Los Angeles Times

Why new iPhone pay plan matters

- By David Pierson david.pierson@latimes.com

It was easy to miss Apple’s announceme­nt about its new iPhone payment plan Wednesday amid all the attention aimed at the iPad Pro, Apple TV and 3D Force Touch.

But by introducin­g a monthly installmen­t plan, Apple probably has hastened the demise of the much maligned two-year cellphone contract, which has been central to the mobile experience for years. The question now is whether Apple’s new installmen­t plan is any good for consumers.

That depends on how dedicated a person is to flaunting the latest device. For someone who needs a nifty new phone every year, the plan makes sense.

Here’s how it works: For a 16-gigabyte iPhone 6s, a buyer pays $32.45 every month for two years. That brings the total price to $778 — $649 for the phone and $129 for AppleCare, a warranty program that includes repairs, replacemen­ts and technical support.

On the other end of the spectrum, an iPhone 6s Plus with 128 gigabytes will cost $40.75 a month for two years, a total of $978 with AppleCare included.

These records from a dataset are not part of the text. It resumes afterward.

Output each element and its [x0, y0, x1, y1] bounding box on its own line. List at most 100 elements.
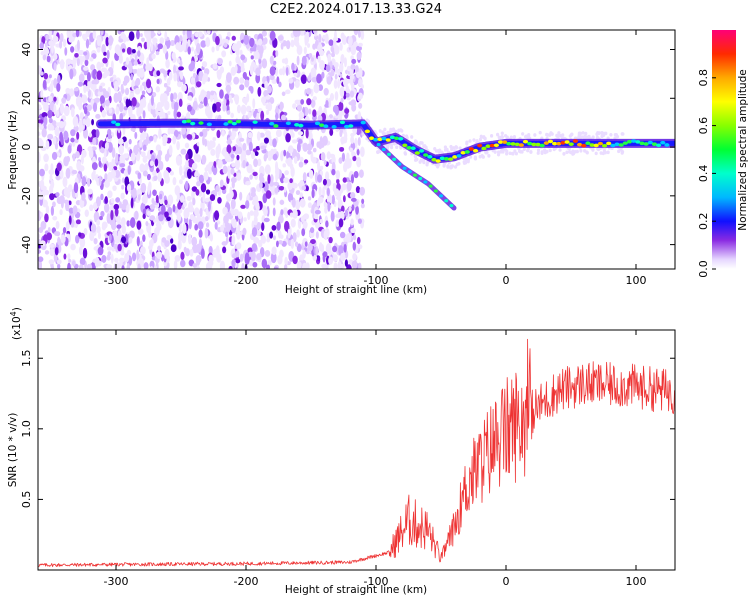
noise-speck — [173, 259, 178, 269]
noise-speck — [45, 140, 50, 150]
noise-speck — [38, 139, 44, 149]
noise-speck — [200, 40, 207, 48]
noise-speck — [283, 264, 288, 269]
noise-speck — [59, 33, 64, 43]
colorbar-tick-label: 0.2 — [697, 212, 710, 230]
noise-speck — [251, 220, 255, 230]
faint-speck — [556, 133, 560, 138]
signal-hotspot — [431, 157, 437, 162]
signal-hotspot — [331, 125, 337, 129]
noise-speck — [91, 79, 97, 85]
noise-speck — [157, 30, 161, 35]
noise-speck — [171, 51, 176, 60]
faint-speck — [468, 139, 472, 143]
noise-speck — [292, 232, 297, 243]
noise-speck — [242, 227, 247, 236]
noise-speck — [72, 205, 78, 215]
noise-speck — [75, 219, 81, 225]
noise-speck — [305, 128, 309, 139]
noise-speck — [325, 243, 332, 255]
noise-speck — [335, 219, 340, 227]
noise-speck — [340, 136, 344, 145]
noise-speck — [201, 154, 207, 165]
noise-speck — [170, 238, 174, 244]
noise-speck — [64, 47, 68, 56]
signal-hotspot — [273, 124, 279, 128]
secondary-hotspot — [444, 199, 449, 203]
noise-speck — [178, 98, 183, 107]
noise-speck — [98, 175, 102, 187]
noise-speck — [258, 181, 263, 189]
signal-hotspot — [294, 123, 300, 127]
signal-hotspot — [510, 142, 516, 146]
faint-speck — [548, 148, 552, 153]
noise-speck — [104, 179, 110, 188]
noise-speck — [334, 73, 338, 80]
snr-x-tick-label: 100 — [626, 575, 647, 588]
signal-hotspot — [502, 140, 508, 144]
signal-hotspot — [373, 137, 379, 142]
noise-speck — [130, 152, 136, 162]
noise-speck — [242, 159, 247, 169]
noise-speck — [333, 61, 339, 68]
noise-speck — [155, 252, 162, 259]
noise-speck — [288, 77, 294, 84]
noise-speck — [159, 68, 166, 73]
noise-speck — [290, 218, 296, 228]
noise-speck — [216, 253, 222, 263]
noise-speck — [290, 131, 295, 138]
noise-speck — [203, 96, 208, 107]
faint-speck — [381, 130, 385, 135]
noise-speck — [146, 57, 150, 67]
faint-speck — [620, 150, 625, 154]
noise-speck — [351, 260, 358, 269]
faint-speck — [579, 135, 583, 140]
noise-speck — [311, 188, 315, 199]
noise-speck — [76, 58, 80, 67]
noise-speck — [79, 257, 86, 266]
noise-speck — [106, 254, 111, 261]
noise-speck — [120, 83, 124, 93]
noise-speck — [164, 153, 170, 162]
noise-speck — [86, 177, 91, 187]
signal-hotspot — [339, 120, 346, 125]
noise-speck — [131, 48, 136, 54]
noise-speck — [230, 99, 234, 104]
noise-speck — [264, 164, 271, 175]
faint-speck — [567, 149, 572, 154]
noise-speck — [331, 168, 336, 176]
noise-speck — [360, 146, 365, 158]
noise-speck — [209, 233, 214, 242]
faint-speck — [480, 153, 484, 158]
faint-speck — [508, 151, 512, 156]
noise-speck — [130, 217, 136, 229]
noise-speck — [62, 226, 67, 234]
noise-speck — [146, 86, 152, 94]
noise-speck — [349, 147, 353, 153]
noise-speck — [60, 234, 66, 244]
signal-hotspot — [597, 141, 603, 146]
noise-speck — [292, 182, 298, 189]
noise-speck — [156, 101, 163, 112]
noise-speck — [52, 201, 56, 208]
noise-speck — [38, 227, 44, 233]
noise-speck — [149, 215, 156, 221]
spectrogram-y-tick-label: 20 — [20, 91, 33, 105]
noise-speck — [328, 236, 333, 244]
faint-speck — [454, 145, 459, 150]
noise-speck — [256, 253, 262, 261]
noise-speck — [163, 169, 169, 180]
noise-speck — [66, 188, 71, 199]
faint-speck — [536, 148, 541, 153]
noise-speck — [221, 50, 227, 58]
noise-speck — [247, 131, 253, 139]
noise-speck — [90, 64, 96, 71]
noise-speck — [221, 148, 226, 156]
signal-hotspot — [418, 149, 425, 153]
noise-speck — [164, 100, 170, 111]
noise-speck — [155, 194, 159, 204]
noise-speck — [258, 63, 262, 70]
noise-speck — [38, 248, 42, 255]
signal-hotspot — [298, 123, 304, 128]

The plan doesn’t provide any savings compared with buying the device outright. But it does give the owner the right to trade in the phone and upgrade each year. The only rub is that you have to pay for AppleCare, which is less necessary for a phone no older than a year.

“They are looking to cross-sell that service for the lifetime of the consumer,” said Daniel Ives, an analyst for FBR Capital Markets. “It’s a marketing strategy trying to get customers’ attention, although the merits of it can be thrown out the window the first year.”

Ives said Apple introduced the installmen­t plan to encourage upgrades. He said fewer than 30% of iPhone owners have traded up to the existing iPhone 6.

The plan comes as more cellphone carriers have introduced monthly payment plans in place of long-term contracts. Apple’s new handsets will come unlocked so that buyers can choose their carrier.